So it was that we found ourselves in Bath on the first Saturday in April in 2012. Now Bath means many things - Roman Baths, hot springs, John Wood's magnificent Circus, Jane Austen's famous view, to name but a few.
But it is also the bookshops of Bath that have always held a special place for me. Not unexpectedly, our elder daughter's first public outing was to the PBFA Antiquarian Bookfair held at the Octagon in June 1974, a cople of weeks after her birth.
Sadly, there has been a steady erosion of independent bookshops in Bath since the heady days of the 1970s. Thus we have lost Bowes and Bowes from Milsom Street, the Kingsmead Bookshop from the once lovely Kingsmead Square, George Gregory from Green Street, the Bibliotique from Chapel Row, the Corridor Bookshop from the Corridor and so on and so on. However, there are two bookshops in Bath, for which all booklovers can be grateful. They are very differerent, but in their ways represent all that is best about bookshops, old and new.
The firm of George Bayntun has, according to its website, been at the same site in Manvers Street since 1901 and internally the shop and bindery have not appreciably changed for some 70 years. The binders Bayntun Riviere were founded in 1829 and still produce beautiful bindings, which can be viewed at their shop.
We have been visiting Bayntun's since moving to Somerset in 1972 and on our latest visit it was as good as ever. You do have to ring the bell now to gain entry and entry to the basement, where the general second hand books are kept, is now via the main shop rather than by going down the stone steps leading from the street.
The ground floor presents a dazzling array of fine books in luxurious bindings, housed in separate bookcases, mainly glass fronted. The picture below is taken from the Bayntun website.

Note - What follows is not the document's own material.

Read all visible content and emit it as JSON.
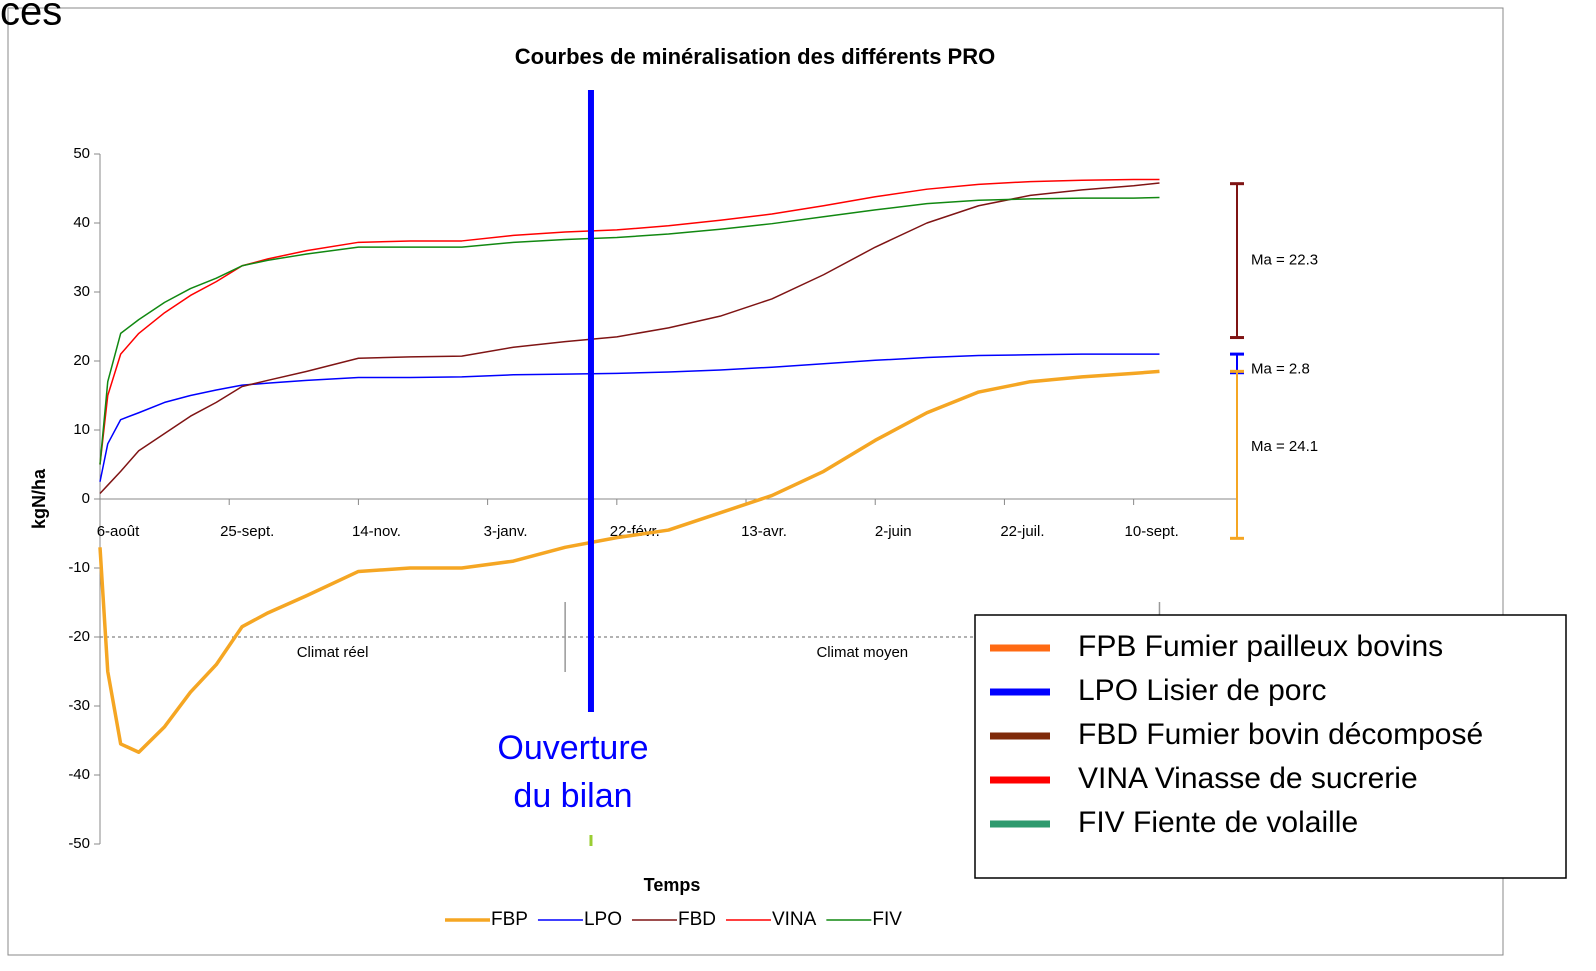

On passing through the door at the back, stairs up take you to the antiquarian room, a large open room lined with bookshelves; stairs down take you to the second hand stock in the large basement. Here I have spent many hours over the years browsing the shelves and making purchases from time to time. Bayntun bindings are not cheap, but in a rash moment I did purchase one or two, duly noted below:
Bayntun's bindery is still thriving and it is difficult to see any reasons why this venerable bookshop should not continue to be a mecca for booklovers for another hundred years.
The next shop I visited was the very different Mr B's Emporium of Reading Delights, a new bookshop between Milsom Street and Queen Square.
This was our second visit; on the first my wife was introduced to "The Wind-Up Bird Chronicle" and has been devouring Murakami ever since. There are three levels of books, covering all subjects and somehow there is always something here that attracts the attention. But best of all is the bibliotherapy room on the first floor where there is aways coffee available and a comfortable chair where energy may be recouped for a further foray into the many rooms and odd corners of this excellent bookshop, voted recently Independent Bookseller of the Year.